Tendo Ana Gerschenfeld notado que houve tempos em que uma pessoa não erudita, mas culta, tinha a obrigação de ter lido certos livros, mas que, hoje, essa ideia parece ter sido esquecida, Albert Manguel constata que a noção de “ser culto” foi abandonada. Agora, afirma o ensaísta, “não passa pela cabeça de ninguém dizer que uma pessoa é culta ou não é culta”. O acto intelectual perdeu prestígio, acrescenta, observando ainda que, hoje, “uma pessoa pode perfeitamente admitir que é estúpida, que passa o seu tempo a jogar jogos de vídeo ou que só se interessa pela moda.
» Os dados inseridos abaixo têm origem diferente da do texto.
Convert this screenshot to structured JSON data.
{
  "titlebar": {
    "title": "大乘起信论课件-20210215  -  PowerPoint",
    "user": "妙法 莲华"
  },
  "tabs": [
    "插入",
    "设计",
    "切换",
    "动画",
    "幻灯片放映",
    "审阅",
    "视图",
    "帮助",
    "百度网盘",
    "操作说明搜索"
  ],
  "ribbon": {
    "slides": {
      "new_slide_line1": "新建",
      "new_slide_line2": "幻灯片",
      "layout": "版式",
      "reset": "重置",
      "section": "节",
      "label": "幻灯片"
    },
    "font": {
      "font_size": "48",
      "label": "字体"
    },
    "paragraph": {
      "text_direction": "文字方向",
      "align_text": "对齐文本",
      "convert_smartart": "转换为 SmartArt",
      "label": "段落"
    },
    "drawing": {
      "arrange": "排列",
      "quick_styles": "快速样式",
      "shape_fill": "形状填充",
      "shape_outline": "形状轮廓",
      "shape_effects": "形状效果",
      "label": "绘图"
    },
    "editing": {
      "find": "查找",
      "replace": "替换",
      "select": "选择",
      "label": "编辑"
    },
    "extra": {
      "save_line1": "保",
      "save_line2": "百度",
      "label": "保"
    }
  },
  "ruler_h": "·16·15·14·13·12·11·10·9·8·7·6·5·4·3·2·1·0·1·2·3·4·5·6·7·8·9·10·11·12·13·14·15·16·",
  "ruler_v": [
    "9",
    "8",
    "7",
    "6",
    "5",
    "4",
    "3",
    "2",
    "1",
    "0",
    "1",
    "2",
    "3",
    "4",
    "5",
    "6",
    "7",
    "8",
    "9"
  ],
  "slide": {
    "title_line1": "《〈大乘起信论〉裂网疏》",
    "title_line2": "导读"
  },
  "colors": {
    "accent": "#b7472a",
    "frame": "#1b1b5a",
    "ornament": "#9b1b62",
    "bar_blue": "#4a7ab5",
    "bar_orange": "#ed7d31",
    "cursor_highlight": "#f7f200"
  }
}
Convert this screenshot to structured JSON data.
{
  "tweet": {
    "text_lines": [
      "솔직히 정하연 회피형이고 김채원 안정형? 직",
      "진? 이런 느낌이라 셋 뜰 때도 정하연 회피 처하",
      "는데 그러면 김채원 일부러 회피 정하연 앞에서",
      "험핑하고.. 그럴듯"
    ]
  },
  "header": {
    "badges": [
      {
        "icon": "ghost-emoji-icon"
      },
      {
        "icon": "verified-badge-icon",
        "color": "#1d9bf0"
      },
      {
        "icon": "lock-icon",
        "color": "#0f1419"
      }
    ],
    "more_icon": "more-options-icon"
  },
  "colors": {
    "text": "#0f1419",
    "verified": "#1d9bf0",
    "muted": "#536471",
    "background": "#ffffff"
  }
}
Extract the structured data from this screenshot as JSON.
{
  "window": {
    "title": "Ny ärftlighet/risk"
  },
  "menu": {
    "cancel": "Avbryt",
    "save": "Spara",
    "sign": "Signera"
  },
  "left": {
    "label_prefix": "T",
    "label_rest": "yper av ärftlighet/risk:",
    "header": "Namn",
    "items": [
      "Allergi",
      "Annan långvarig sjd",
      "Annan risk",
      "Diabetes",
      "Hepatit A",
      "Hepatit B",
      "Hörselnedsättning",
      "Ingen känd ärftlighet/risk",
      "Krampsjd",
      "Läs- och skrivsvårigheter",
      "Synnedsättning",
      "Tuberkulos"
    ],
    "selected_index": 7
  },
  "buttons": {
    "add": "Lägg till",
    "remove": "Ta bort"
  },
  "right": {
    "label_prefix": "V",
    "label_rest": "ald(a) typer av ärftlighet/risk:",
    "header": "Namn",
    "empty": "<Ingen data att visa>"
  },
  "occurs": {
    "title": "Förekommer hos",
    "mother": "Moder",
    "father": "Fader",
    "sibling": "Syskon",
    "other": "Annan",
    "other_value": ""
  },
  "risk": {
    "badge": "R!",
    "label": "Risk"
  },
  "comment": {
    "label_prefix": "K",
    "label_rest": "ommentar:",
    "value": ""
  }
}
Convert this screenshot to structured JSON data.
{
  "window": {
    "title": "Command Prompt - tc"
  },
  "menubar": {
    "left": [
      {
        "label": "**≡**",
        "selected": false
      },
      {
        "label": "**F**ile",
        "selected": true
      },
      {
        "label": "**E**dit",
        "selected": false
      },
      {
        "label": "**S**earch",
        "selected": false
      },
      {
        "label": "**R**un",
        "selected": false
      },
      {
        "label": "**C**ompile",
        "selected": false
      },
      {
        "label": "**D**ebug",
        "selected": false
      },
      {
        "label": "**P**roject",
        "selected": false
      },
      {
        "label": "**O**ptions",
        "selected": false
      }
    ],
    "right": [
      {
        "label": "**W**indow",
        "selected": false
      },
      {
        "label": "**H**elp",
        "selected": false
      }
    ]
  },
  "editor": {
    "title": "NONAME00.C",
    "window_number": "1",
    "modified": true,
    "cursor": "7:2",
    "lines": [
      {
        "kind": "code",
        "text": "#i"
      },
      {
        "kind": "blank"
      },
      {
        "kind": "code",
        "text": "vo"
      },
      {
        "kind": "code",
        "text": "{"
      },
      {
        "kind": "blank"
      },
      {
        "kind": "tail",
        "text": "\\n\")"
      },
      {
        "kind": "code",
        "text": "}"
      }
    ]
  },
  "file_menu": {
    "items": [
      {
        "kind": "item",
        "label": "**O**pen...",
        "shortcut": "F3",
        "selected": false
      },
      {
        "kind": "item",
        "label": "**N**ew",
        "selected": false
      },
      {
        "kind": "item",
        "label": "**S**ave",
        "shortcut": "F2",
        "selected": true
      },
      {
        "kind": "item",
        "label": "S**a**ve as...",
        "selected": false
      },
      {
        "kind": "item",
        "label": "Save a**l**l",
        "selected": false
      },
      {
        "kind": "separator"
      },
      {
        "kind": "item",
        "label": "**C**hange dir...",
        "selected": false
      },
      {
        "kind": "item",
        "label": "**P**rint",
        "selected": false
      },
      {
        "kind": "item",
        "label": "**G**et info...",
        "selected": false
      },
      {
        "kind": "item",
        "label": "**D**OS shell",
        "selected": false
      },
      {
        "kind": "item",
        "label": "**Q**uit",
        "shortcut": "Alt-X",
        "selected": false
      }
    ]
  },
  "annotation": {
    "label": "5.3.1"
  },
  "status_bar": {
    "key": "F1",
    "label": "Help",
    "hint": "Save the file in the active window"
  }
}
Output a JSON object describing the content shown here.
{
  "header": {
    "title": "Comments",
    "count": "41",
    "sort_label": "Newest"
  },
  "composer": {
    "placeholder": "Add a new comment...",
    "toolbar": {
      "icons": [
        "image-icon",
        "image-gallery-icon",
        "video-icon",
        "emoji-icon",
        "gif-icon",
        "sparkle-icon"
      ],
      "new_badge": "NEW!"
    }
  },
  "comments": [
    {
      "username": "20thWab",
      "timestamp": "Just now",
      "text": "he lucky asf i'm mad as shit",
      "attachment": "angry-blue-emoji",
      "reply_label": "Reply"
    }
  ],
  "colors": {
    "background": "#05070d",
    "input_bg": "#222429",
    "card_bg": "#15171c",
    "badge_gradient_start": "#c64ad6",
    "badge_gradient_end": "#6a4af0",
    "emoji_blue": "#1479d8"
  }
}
Não vai chocar ninguém. Antes, tínhamos vergonha de dizer coisas dessas, mas hoje é realmente espantoso ver o número de pessoas adultas que jogam jogos totalmente imbecis”.
O “anti-intelectualismo” é uma atitude comum. O diário francês Le Mondedatado de anteontem dedicou uma página ao assunto, entrevistando a académica Sarah Al-Matary, que recordou as bases históricas do desprezo pelos intelectuais, que subsiste, vigoroso, como Donald Trump boçalmente ilustra. O desdém tem antecedentes. O escritor anti-semita Louis-Ferdinand Céline, nos anos 30 do século XX, garantia que em França os judeus ocupavam os lugares de poder por apenas eles saberem ler. Sarah Al-Matary conta ainda que Hitler, para não ser desconsiderado, interditou a difusão de qualquer imagem sua que o mostrasse de óculos. Como se vê, há muito boas razões para ler. No Verão ou em qualquer outra estação do ano.